Paper No. 4
Presentation Time: 4:30 PM
SANUKITOID DYKE SWARMS OF WESTERN JUNGGAR RECORD LATE CARBONIFEROUS RIDGE-TRANSFORM SUBDUCTION IN THE ALTAIDS (CENTRAL ASIAN OROGENIC BELT)
The Western Junggar segment of the southern Altaids is composed of Paleozoic arc volcanic sequences, accretionary complexes, ophiolites, felsic plutons and intermediate-mafic dykes. Four stages of deformation within the Western Junggar accretionary complex are identified. D1 is characteristic of regional symmetric-asymmetric folds in NE-trending (axial surfaces), and imbricated thrusts with NW vergence, reflecting a NW-SE shortening during subduction of the Darbut oceanic plate.
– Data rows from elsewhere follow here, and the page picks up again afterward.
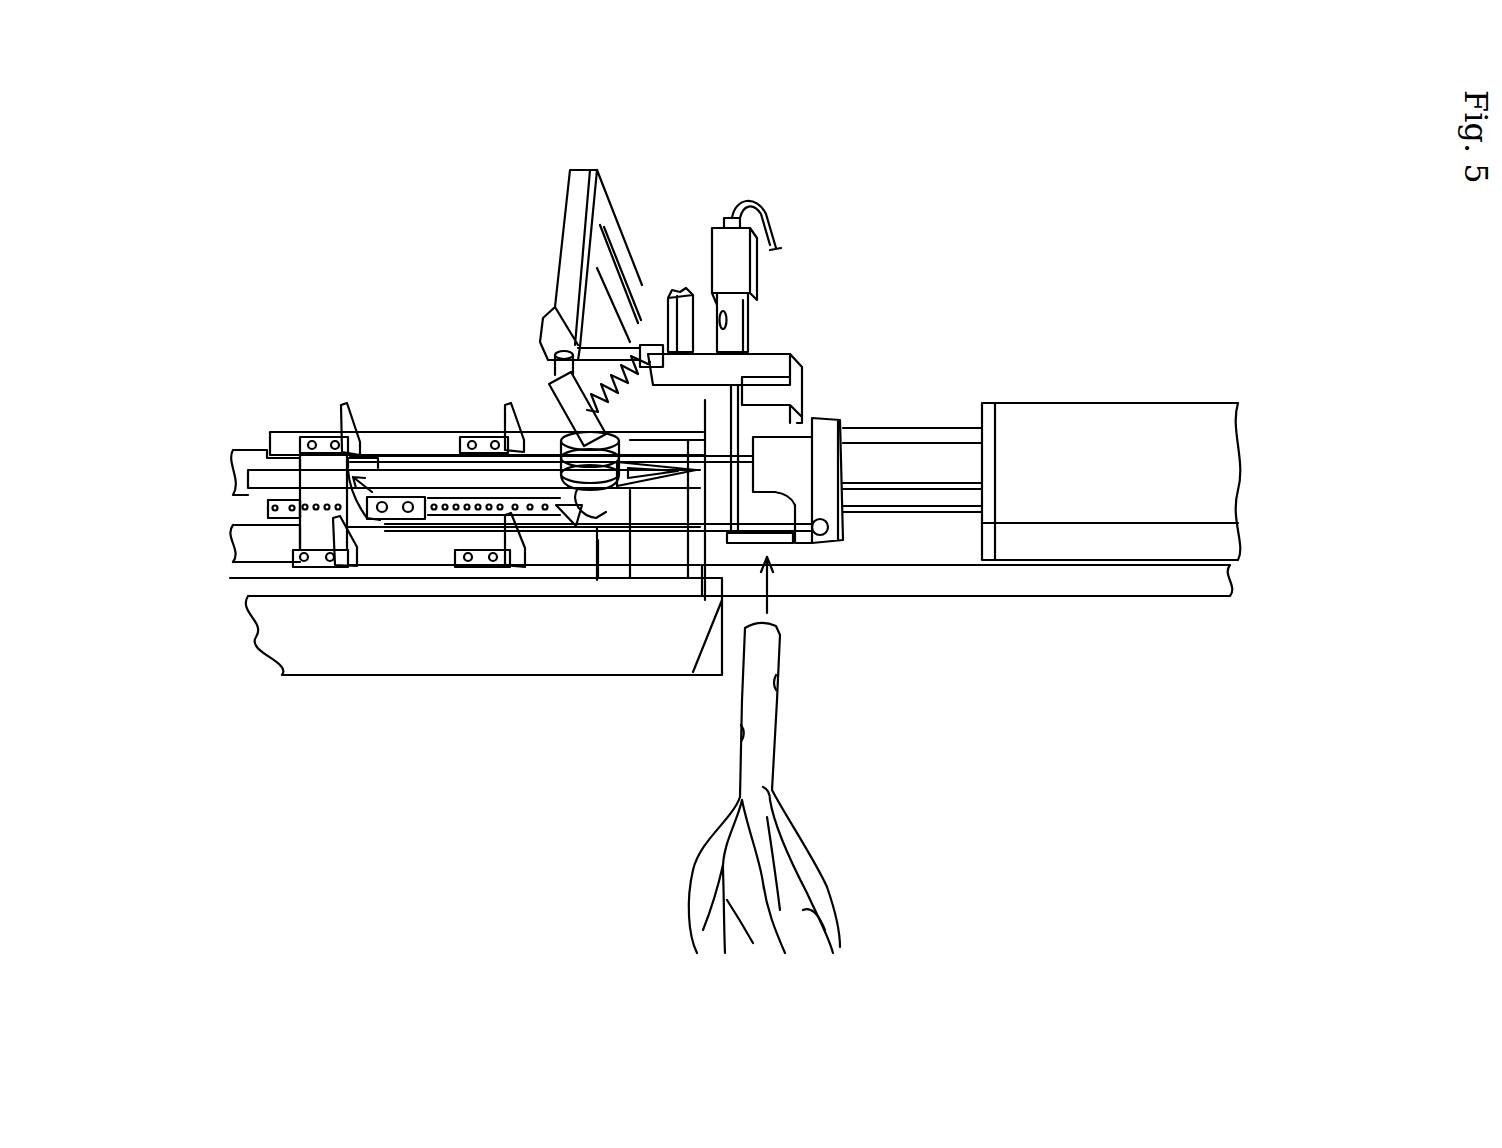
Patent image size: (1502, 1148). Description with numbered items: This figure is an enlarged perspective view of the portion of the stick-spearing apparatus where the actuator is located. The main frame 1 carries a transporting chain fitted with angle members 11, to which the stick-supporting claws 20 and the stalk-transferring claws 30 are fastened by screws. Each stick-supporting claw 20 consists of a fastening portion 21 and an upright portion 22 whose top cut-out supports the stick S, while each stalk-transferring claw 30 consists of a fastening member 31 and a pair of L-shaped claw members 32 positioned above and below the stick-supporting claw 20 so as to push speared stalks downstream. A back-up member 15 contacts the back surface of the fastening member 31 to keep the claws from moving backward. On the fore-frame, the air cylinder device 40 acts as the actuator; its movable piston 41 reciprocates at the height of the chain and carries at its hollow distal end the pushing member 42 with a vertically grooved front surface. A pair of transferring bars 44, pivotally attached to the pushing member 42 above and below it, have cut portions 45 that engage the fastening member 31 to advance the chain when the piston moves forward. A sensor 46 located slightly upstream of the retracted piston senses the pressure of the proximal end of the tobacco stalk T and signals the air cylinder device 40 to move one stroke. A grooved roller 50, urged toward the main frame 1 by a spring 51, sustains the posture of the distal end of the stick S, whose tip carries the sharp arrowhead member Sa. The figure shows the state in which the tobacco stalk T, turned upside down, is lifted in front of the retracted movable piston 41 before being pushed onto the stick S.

The main frame 1 is at (450, 658).
The angle members 11 is at (435, 510).
The back-up member 15 is at (245, 452).
The stick-supporting claws 20 is at (388, 445).
The fastening portion 21 is at (405, 453).
The upright portion 22 is at (358, 450).
The stalk-transferring claws 30 is at (280, 545).
The fastening member 31 is at (310, 530).
The claw members 32 is at (317, 567).
The air cylinder device 40 is at (1139, 568).
The movable piston 41 is at (935, 460).
The pushing member 42 is at (850, 527).
The transferring bars 44 is at (753, 527).
The cut portion 45 is at (598, 540).
The sensor 46 is at (772, 363).
The grooved roller 50 is at (563, 430).
The spring 51 is at (638, 283).
The stick S is at (440, 462).
The arrowhead member Sa is at (642, 480).
The tobacco stalk T is at (765, 738).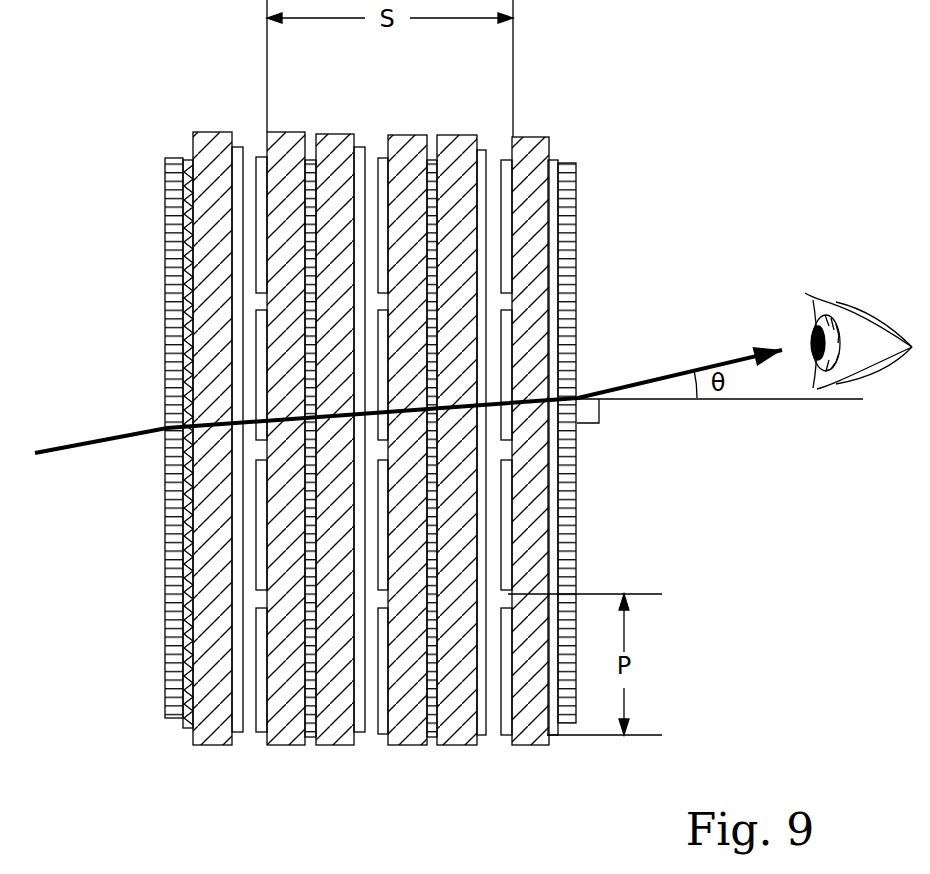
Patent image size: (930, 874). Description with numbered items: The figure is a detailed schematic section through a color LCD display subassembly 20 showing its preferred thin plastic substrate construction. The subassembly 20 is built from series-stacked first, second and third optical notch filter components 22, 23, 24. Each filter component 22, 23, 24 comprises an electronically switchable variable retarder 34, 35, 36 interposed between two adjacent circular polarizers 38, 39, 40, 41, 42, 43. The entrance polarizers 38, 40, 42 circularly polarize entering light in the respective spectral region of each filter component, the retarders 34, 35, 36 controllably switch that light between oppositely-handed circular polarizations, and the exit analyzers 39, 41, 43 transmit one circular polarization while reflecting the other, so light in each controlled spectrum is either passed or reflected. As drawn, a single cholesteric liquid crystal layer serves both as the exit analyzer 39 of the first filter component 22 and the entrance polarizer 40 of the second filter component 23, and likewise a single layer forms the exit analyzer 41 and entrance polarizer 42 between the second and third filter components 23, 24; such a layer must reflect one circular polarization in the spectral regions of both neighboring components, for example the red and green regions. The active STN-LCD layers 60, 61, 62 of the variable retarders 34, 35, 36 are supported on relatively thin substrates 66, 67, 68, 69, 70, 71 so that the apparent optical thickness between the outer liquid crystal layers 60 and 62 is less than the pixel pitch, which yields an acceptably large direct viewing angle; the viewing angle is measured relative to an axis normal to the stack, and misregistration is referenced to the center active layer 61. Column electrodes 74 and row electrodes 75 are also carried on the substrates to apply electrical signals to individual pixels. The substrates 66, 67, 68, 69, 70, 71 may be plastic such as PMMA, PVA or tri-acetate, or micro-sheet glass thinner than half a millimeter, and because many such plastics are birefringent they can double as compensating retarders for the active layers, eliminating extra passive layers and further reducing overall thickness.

D2 is recorded by km to 10-km scale EW-trending folds, partly superposed on the D1 folds. This implies the maximum shortening direction changed from NW-SE to N-S due to clockwise rotation of the convergence vector, inducing a sinistral shear along the Darbut fault. D3 is preserved locally in Permian conglomerates as EW-trending folds due to a weaker N-S shortening. D4 is restricted to the Darbut fault zone, which was active as a dextral strike-slip fault and dragged the core of D3 folds. D1 and D2 were developed between about 308 and 301 Ma; bracketed by the youngest detrital zircons within tuffaceous strata and the zircon crystallization age of undeformed granitic plutons. Two sets of dioritic dyke swarms with orthogonal strikes were emplaced into the accretionary complexes just after the D2 deformation. Hornblende diorite dykes are relatively high SiO2, and show elevated MgO, Na2O, K2O, Mg#, Ni, Si and Cr contents, La/Yb ratios, very low Y contents. These dykes are also enriched in large ion lithophile and light rare earth elements, which are comparable with those of sanukitoids or adakites. Low (87Sr/86Sr) ratios (0.70366 and 0.70381) and high positive εNd (t) (+6.6 to +8.4) values indicate they were originated from a depleted mantle. These Late Carboniferous dioritic dykes were probably produced by mixing of depleted mantle components that derived from upwelling of asthenosphere through a slab window, and melts that originated by dehydration of subducted oceanic lithosphere. Cross-cutting relations of the dyke swarms reveal that NW/SE-trending dykes are older than NE/SW-trending dykes. The NE/SW-extension was probably associated with a NW/SE-trending slab window, followed by a slightly later NW/SE-extension, which was associated with a NE/SW-trending slab window, a model consistent with a subducted ridge-transform system.